Occorre, poi, considerare che, secondo il parere della Prima Commissione, attribuire priorità agli abusi di “rilevante impatto ambientale” rispetto a quelli pericolanti rappresenterebbe, in ogni caso, una scelta non rispondente ai principi costituzionali di logica e ragionevolezza.
Come dire, invertendo l’ordine dei fattori: è più logico e ragionevole abbattere prima le strutture pericolanti e poi gli scempi (dovendosi prima salvaguardare la vita umana e solo dopo il panorama).

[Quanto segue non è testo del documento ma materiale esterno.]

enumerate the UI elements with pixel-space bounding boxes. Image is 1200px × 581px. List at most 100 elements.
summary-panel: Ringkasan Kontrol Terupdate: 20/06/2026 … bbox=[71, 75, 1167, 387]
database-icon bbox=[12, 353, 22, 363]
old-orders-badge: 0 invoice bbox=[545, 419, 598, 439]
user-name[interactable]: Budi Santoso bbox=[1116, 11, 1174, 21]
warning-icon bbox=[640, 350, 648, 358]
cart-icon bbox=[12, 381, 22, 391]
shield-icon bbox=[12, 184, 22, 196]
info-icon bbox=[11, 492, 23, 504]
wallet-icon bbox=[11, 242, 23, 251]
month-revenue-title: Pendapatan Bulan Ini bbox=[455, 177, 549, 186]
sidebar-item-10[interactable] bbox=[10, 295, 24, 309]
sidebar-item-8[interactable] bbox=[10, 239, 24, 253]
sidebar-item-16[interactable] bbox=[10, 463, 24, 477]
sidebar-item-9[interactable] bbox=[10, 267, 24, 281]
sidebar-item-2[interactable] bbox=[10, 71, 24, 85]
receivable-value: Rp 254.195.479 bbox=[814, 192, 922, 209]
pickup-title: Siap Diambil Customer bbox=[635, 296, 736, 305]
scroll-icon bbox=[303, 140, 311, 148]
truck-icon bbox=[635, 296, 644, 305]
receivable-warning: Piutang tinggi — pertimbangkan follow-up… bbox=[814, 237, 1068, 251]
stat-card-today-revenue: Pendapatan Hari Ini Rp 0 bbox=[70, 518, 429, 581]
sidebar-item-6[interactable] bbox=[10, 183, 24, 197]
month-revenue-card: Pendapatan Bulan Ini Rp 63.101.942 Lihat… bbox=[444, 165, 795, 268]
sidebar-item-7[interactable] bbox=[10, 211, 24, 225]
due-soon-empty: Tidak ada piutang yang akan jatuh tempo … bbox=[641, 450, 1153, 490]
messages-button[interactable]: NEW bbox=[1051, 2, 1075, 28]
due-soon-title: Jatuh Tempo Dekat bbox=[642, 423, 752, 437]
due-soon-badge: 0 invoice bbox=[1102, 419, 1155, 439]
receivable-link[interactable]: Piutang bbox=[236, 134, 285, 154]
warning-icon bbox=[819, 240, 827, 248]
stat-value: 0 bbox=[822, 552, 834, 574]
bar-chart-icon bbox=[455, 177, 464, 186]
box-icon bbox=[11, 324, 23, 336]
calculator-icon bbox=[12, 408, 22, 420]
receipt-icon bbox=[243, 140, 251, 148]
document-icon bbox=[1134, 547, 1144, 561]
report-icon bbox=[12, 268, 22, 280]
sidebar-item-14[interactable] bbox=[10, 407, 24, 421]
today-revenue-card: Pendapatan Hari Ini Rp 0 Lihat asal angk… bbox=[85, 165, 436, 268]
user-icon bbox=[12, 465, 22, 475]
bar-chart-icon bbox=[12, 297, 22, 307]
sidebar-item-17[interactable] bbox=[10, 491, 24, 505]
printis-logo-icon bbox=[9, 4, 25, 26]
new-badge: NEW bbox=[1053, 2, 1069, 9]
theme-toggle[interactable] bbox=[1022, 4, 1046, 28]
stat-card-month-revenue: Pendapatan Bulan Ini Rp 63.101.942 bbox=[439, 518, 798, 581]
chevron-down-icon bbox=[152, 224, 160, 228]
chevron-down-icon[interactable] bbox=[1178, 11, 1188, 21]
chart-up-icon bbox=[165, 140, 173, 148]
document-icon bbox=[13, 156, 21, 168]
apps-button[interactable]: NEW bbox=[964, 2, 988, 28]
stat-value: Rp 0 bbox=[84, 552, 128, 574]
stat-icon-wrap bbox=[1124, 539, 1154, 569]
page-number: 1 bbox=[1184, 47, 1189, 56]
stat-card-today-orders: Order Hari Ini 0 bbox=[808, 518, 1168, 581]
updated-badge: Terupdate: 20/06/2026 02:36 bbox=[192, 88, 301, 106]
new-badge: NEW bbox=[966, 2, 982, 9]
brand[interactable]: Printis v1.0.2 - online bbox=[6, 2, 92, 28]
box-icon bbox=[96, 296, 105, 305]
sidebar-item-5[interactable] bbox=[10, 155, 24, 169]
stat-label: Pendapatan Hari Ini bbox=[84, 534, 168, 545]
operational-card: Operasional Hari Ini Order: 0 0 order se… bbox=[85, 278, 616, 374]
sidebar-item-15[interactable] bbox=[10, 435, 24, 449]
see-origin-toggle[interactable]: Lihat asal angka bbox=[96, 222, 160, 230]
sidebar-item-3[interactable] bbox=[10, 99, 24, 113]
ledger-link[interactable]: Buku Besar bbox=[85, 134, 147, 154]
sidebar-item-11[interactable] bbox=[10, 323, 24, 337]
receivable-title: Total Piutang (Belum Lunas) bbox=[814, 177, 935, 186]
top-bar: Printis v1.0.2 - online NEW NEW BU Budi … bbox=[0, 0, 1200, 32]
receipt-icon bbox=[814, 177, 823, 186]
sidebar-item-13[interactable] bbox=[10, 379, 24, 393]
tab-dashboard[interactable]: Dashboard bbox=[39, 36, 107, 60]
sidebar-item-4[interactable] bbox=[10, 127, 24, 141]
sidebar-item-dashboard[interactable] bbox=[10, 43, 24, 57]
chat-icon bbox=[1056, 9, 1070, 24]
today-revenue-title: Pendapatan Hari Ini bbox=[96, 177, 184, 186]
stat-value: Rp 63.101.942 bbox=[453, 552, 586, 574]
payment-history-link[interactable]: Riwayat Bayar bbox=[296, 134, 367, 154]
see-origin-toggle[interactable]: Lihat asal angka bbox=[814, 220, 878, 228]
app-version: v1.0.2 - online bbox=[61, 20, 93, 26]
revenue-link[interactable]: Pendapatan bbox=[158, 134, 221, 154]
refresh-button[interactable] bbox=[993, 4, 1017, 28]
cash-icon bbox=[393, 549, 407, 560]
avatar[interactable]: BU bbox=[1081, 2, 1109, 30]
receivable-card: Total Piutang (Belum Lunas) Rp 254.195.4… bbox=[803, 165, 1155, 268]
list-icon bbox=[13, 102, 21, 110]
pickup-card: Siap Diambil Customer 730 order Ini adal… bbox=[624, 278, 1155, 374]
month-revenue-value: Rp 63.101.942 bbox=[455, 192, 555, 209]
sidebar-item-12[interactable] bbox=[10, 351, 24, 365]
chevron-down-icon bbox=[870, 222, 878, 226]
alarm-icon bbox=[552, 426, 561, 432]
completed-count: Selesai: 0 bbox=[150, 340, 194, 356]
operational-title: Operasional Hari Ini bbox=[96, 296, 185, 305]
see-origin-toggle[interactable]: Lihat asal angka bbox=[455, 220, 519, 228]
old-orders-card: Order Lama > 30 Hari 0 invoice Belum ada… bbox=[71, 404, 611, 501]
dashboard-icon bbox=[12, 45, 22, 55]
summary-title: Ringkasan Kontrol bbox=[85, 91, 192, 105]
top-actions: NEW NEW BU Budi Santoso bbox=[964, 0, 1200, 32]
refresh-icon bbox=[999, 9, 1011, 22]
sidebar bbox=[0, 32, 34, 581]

Personalmente sono convinto che questa proposta, se diverrà legge come è probabile, solleverà anche le Procure da una serie di problemi, in quanto la loro azione risulterà finalmente regolata da criteri più o meno certi e predeterminati.
Sono convinto che non verrà recepito dall’Assemblea il parere condizionato espresso dalla Commissione Cultura che ha proposto di eliminare dal testo definitivo “il riferimento alla priorità dei criteri, in quanto in nessun caso la normativa in via di introduzione può costituire motivo di pretese di terzi rispetto all’ordine temporale delle demolizioni”.
Infatti, secondo la Commissione Cultura, “l’elencazione dei criteri dovrebbe essere meramente indicativa e a fini interni all’ufficio requirente affinché essa non possa essere interpretata come fonte attributiva del diritto dei proprietari di immobili inseriti in una tipologia a pretendere l’ esaurimento delle demolizioni di altre categorie”.
Se così fosse, si finirebbe paradossalmente per frustrare proprio lo spirito della legge, volta, di contro, a garantire regole certe e costituzionalmente orientate anche nella attività di esecuzione penale in materia di abusi edilizi, che non può essere frutto di discrezionalità anche se a decidere è un Procuratore della Repubblica.